Il terzo successo consecutivo sui primi della classe non solo ha rovinato i sogni di vendetta di Mahomes, ma ha pure ribadito il fatto che i Bengals dopo un periodo d’assestamento protrattosi per tutto settembre e ottobre siano ufficialmente tornati nell’Olimpo della AFC, conference che fino a prova contraria è di loro proprietà.
Con un quarterback generazionale under center Cincinnati può giocarsela ad armi pari assolutamente contro chiunque, quindi non c’è da stupirsi se grazie a una linea d’attacco finalmente in sintonia e una D-line benedetta dal rientro di Reader Cincinnati sia apparentemente diventata incapace di perdere.
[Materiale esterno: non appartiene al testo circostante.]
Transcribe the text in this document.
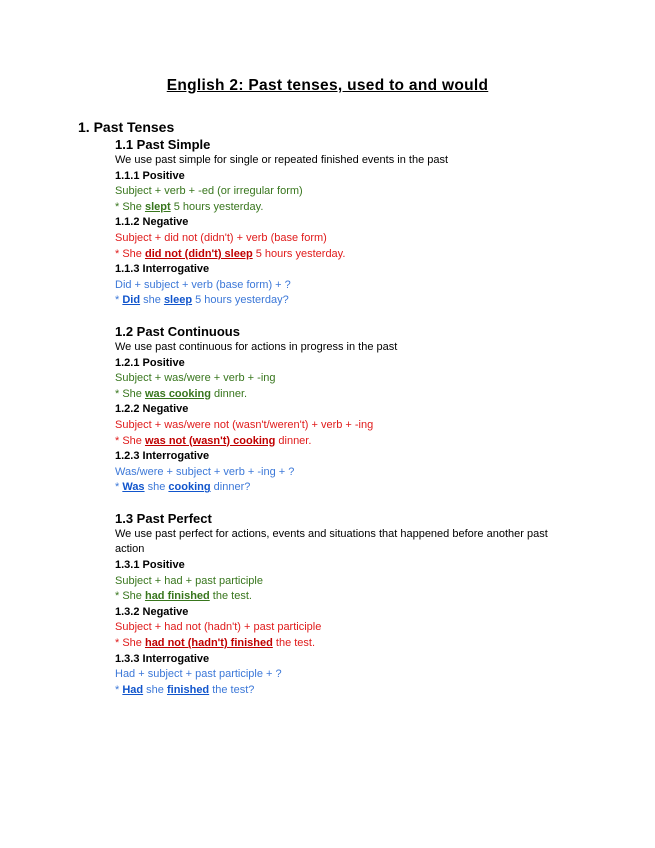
English 2: Past tenses, used to and would
1. Past Tenses
1.1 Past Simple
We use past simple for single or repeated finished events in the past
1.1.1 Positive
Subject + verb + -ed (or irregular form)
* She slept 5 hours yesterday.
1.1.2 Negative
Subject + did not (didn't) + verb (base form)
* She did not (didn't) sleep 5 hours yesterday.
1.1.3 Interrogative
Did + subject + verb (base form) + ?
* Did she sleep 5 hours yesterday?
1.2 Past Continuous
We use past continuous for actions in progress in the past
1.2.1 Positive
Subject + was/were + verb + -ing
* She was cooking dinner.
1.2.2 Negative
Subject + was/were not (wasn't/weren't) + verb + -ing
* She was not (wasn't) cooking dinner.
1.2.3 Interrogative
Was/were + subject + verb + -ing + ?
* Was she cooking dinner?
1.3 Past Perfect
We use past perfect for actions, events and situations that happened before another past action
1.3.1 Positive
Subject + had + past participle
* She had finished the test.
1.3.2 Negative
Subject + had not (hadn't) + past participle
* She had not (hadn't) finished the test.
1.3.3 Interrogative
Had + subject + past participle + ?
* Had she finished the test?
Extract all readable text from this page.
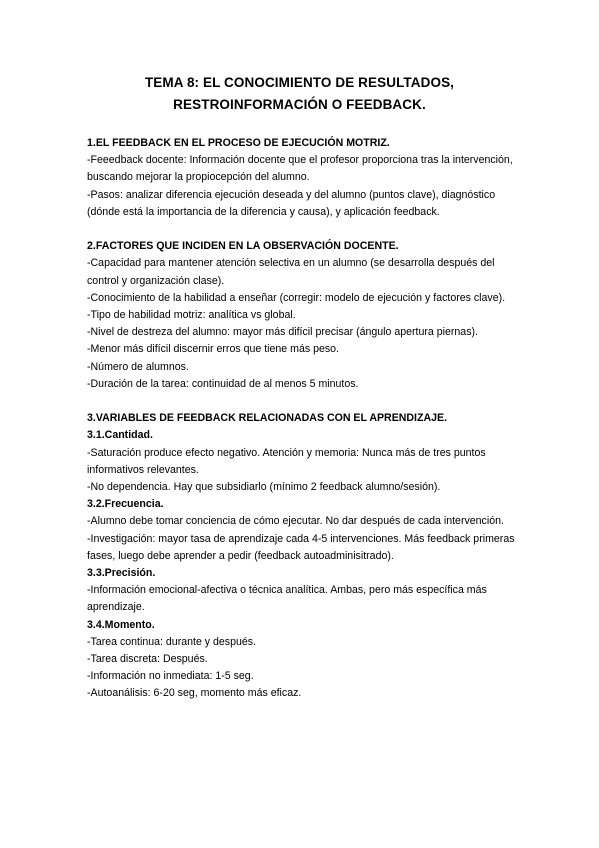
TEMA 8: EL CONOCIMIENTO DE RESULTADOS,
RESTROINFORMACIÓN O FEEDBACK.
1.EL FEEDBACK EN EL PROCESO DE EJECUCIÓN MOTRIZ.
-Feeedback docente: Información docente que el profesor proporciona tras la intervención, buscando mejorar la propiocepción del alumno.
-Pasos: analizar diferencia ejecución deseada y del alumno (puntos clave), diagnóstico (dónde está la importancia de la diferencia y causa), y aplicación feedback.
2.FACTORES QUE INCIDEN EN LA OBSERVACIÓN DOCENTE.
-Capacidad para mantener atención selectiva en un alumno (se desarrolla después del control y organización clase).
-Conocimiento de la habilidad a enseñar (corregir: modelo de ejecución y factores clave).
-Tipo de habilidad motriz: analítica vs global.
-Nivel de destreza del alumno: mayor más difícil precisar (ángulo apertura piernas).
-Menor más difícil discernir erros que tiene más peso.
-Número de alumnos.
-Duración de la tarea: continuidad de al menos 5 minutos.
3.VARIABLES DE FEEDBACK RELACIONADAS CON EL APRENDIZAJE.
3.1.Cantidad.
-Saturación produce efecto negativo. Atención y memoria: Nunca más de tres puntos informativos relevantes.
-No dependencia. Hay que subsidiarlo (mínimo 2 feedback alumno/sesión).
3.2.Frecuencia.
-Alumno debe tomar conciencia de cómo ejecutar. No dar después de cada intervención.
-Investigación: mayor tasa de aprendizaje cada 4-5 intervenciones. Más feedback primeras fases, luego debe aprender a pedir (feedback autoadminisitrado).
3.3.Precisión.
-Información emocional-afectiva o técnica analítica. Ambas, pero más específica más aprendizaje.
3.4.Momento.
-Tarea continua: durante y después.
-Tarea discreta: Después.
-Información no inmediata: 1-5 seg.
-Autoanálisis: 6-20 seg, momento más eficaz.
10 thoughts on “Considerazioni (il più possibile) lucide su Week 13 del 2022

  1. SF49 era una sicura contender al Lombardi, perché pur essendo vero che Jimmy G non sia dotato di un talento sopraffino, è pur vero che in questi anni ha imparato ad eseguire gli schemi di Shanahan in maniera quasi esemplare. In breve, poco spettacolo ma tanta concretezza, unita a volte a errori di scelta e certamente senza quella capacità di improvvisare che gli permetterebbe di uscire da situazioni di copertura sul ricevitore previsto.
    Però il suo infortunio, la famiglia DeBartolo-York dovrebbe programmare una gita a Lourdes con la squadraal completo, rende la corsa la gran ballo veramente ardua. Mettendo a rischio anche l’incolumità dei runners: Mc Caffrey e Samuel in particolare vista la duttilità nel ricoprire più ruoli. Shanahan ricorrerà molto al gioco di corse (più di quanto già non faccia di solito) e Purdy dovrà essere chirurgico quelle volte che lo schema richiederà un lancio, magari in end zone.
    In Regular Season tutto ciò potrebbe anche funzionare, ma quando il gioco si farà duro (playoff) credo non avremo chance.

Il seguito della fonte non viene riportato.